Last September, The Wall Street Journal‘s Ryan Dubé and Silvina Frydlewsky reported that “in Buenos Aires—a city dubbed the Paris of the South for its broad avenues and cafe culture—many apartments long sat empty, with landlords preferring to keep them vacant, or lease them as vacation rentals, rather than comply with the government’s rent law.” The Milei government scrapped price controls and owners quickly put them back on the market. The new supply did what price controls couldn’t with a “40% decline in the real price of rental properties when adjusted for inflation.”

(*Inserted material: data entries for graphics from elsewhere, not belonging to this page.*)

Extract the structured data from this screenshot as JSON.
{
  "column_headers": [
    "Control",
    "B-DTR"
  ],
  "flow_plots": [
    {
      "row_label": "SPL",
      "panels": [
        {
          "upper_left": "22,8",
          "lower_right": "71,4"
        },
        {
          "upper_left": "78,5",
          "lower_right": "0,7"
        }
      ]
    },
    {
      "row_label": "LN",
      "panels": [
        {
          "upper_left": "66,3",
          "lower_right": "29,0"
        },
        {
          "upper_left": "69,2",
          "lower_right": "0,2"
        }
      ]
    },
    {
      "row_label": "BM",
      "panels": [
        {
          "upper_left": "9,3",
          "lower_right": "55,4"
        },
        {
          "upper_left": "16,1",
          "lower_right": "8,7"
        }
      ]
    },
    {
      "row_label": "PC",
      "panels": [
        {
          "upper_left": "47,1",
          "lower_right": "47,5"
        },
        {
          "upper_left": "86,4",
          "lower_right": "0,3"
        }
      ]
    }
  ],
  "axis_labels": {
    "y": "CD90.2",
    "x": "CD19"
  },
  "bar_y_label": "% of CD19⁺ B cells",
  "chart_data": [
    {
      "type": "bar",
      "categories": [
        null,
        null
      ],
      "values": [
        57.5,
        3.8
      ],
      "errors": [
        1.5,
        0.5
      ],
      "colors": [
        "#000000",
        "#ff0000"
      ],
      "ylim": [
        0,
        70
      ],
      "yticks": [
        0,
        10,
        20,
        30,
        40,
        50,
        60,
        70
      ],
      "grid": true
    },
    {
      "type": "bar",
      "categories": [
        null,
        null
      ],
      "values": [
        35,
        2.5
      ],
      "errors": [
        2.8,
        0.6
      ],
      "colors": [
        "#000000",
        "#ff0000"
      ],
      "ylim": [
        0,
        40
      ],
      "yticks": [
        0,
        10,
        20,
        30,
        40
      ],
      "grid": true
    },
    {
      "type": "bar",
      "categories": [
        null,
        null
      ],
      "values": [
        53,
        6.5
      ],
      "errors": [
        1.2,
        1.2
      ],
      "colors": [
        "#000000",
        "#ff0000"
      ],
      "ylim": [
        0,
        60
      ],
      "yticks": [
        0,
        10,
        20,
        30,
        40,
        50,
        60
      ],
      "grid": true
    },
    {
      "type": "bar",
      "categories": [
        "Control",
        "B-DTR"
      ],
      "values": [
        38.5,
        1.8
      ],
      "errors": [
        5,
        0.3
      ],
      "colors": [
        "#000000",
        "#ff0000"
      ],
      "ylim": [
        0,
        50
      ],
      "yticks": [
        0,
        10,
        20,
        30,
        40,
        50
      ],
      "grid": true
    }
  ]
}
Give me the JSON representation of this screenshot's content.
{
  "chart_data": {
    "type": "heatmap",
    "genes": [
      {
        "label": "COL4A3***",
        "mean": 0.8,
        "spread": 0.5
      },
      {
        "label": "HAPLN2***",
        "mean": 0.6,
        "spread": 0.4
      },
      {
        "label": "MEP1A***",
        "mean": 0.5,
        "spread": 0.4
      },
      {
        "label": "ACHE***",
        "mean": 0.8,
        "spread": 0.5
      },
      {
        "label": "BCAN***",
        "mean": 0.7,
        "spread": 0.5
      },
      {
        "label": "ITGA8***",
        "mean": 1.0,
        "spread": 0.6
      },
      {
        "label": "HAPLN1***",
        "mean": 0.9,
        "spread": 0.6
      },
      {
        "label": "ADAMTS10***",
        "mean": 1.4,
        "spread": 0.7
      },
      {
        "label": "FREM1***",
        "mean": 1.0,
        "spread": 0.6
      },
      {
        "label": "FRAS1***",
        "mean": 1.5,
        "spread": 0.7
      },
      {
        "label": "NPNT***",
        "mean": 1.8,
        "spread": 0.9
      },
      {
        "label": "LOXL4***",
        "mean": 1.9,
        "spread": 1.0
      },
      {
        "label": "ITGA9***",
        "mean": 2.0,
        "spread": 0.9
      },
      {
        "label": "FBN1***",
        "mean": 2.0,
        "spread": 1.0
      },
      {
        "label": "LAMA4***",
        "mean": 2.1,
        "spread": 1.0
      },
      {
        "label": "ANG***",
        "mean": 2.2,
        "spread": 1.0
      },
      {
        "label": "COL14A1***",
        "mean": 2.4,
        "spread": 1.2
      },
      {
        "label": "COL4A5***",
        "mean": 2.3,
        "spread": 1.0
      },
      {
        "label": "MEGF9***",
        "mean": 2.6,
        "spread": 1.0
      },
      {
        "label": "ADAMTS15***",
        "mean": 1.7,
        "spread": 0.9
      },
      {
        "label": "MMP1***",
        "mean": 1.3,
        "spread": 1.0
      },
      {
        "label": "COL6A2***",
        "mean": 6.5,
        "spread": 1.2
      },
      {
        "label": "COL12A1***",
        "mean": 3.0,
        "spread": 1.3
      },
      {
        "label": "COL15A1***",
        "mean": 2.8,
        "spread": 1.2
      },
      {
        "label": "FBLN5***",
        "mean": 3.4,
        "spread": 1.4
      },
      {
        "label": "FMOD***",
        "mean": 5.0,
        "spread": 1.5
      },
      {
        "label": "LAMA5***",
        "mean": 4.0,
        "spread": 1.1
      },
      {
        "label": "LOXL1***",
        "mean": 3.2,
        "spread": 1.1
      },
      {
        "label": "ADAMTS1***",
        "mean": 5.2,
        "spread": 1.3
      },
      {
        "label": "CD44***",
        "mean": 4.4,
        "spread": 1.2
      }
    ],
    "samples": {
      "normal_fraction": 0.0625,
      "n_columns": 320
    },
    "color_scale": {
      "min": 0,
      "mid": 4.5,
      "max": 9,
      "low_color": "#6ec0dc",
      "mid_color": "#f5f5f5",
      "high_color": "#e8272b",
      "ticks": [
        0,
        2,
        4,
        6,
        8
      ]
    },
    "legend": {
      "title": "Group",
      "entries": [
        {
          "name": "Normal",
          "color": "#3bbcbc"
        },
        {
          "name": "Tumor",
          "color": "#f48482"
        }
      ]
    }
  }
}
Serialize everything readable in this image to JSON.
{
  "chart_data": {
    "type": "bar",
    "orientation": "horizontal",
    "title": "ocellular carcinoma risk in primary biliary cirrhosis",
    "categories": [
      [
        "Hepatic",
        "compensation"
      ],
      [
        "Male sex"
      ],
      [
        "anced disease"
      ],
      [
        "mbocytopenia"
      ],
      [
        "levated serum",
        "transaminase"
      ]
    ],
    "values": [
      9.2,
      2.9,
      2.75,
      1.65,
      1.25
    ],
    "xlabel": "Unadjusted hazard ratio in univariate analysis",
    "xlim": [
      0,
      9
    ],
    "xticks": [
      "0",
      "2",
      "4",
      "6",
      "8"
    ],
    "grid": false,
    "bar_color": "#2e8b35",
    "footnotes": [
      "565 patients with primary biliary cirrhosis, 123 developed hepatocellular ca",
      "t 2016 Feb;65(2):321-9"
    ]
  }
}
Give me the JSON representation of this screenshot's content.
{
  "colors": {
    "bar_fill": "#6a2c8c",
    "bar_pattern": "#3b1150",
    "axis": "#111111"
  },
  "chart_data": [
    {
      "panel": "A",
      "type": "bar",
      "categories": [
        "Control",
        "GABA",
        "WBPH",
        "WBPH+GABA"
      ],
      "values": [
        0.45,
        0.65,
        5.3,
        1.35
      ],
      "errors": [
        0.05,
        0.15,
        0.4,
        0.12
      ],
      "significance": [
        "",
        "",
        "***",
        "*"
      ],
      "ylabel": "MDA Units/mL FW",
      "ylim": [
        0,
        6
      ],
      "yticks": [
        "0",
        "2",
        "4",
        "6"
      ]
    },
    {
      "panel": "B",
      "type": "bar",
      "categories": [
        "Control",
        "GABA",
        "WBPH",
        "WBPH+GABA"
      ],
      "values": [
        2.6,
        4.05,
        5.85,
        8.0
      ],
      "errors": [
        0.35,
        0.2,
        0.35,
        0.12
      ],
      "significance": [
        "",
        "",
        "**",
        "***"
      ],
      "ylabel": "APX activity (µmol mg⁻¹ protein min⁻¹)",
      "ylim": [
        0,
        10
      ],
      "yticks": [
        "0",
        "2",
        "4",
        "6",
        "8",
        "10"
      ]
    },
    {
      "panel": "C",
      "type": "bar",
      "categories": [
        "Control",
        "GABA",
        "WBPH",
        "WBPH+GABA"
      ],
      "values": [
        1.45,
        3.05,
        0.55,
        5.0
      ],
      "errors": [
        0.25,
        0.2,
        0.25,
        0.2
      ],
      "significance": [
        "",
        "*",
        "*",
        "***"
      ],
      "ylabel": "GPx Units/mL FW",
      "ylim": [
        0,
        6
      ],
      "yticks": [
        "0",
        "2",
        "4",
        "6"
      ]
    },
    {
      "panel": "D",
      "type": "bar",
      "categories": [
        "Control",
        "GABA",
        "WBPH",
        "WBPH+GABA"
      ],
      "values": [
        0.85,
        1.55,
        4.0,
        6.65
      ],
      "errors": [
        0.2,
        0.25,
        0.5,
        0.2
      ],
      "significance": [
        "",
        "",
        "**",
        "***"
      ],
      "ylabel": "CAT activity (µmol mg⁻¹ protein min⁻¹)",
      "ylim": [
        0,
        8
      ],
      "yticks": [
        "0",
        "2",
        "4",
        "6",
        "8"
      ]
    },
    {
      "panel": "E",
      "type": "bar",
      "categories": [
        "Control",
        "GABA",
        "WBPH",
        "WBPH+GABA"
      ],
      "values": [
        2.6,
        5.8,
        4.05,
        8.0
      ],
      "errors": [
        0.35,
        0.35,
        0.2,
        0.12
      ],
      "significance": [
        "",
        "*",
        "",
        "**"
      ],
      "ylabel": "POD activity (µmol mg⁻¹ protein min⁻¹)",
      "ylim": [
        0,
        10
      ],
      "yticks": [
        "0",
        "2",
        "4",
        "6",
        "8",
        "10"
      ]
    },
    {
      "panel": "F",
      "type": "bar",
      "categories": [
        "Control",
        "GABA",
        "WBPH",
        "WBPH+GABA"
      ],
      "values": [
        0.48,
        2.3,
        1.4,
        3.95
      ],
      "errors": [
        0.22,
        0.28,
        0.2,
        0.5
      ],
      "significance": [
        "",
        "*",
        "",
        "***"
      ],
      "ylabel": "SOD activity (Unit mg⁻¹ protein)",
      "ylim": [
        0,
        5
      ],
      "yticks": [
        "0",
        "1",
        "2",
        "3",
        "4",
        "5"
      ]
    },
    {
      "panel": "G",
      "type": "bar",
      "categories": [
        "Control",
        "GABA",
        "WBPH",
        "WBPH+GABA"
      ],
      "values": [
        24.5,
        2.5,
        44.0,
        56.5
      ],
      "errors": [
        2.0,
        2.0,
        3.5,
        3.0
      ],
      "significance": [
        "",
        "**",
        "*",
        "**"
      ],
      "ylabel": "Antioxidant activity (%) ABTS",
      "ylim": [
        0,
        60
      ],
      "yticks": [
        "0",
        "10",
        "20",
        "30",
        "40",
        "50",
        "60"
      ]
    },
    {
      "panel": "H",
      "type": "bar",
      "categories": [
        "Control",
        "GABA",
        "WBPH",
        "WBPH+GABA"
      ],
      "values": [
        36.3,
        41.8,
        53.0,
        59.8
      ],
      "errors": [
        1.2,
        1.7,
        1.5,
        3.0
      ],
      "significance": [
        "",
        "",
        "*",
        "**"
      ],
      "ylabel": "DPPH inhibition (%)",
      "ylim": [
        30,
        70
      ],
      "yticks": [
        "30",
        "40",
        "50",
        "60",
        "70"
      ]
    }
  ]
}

Such reforms have benefited Argentines, but they also result in displacement and some pain. And Milei has made a few missteps along the way. He might not have won this election if the Trump administration hadn’t agreed to a large currency swap to prop up the overvalued peso. It’s not technically a bailout—except that the U.S. will probably lose money on the arrangement when Argentina swaps back the dollars. That has led to understandable criticism that the administration is spending money we don’t really have to prop up an ally.

But what’s the value of seeing a basket-case country that repeatedly fails its citizens return to the ranks of free and prosperous nations? What’s the value of seeing free-market, small-government policies given a chance to succeed—and maybe become a model to the world well beyond Argentina’s borders? This may not be a bargain for Americans, but politics often involve unpleasant compromises to get anything done. Improvement takes time, and Milei and his people just got some room to let good sense sink in.

“Milei’s achievements are significant, but lasting change requires more than policy wins,” economist Michael N. Peterson observed for the American Institute for Economic Research. “Argentina needs a societal shift toward innovation and deregulation, where individuals are free to pursue their ambitions.”

Milei and his LLA allies won a legislative election, but their ultimate victory is far from guaranteed. They now have a renewed opportunity to erase the status of “rich like an Argentine” as an ironic joke and make it, once again, a statement of fact—but only if Argentines embrace the transformation.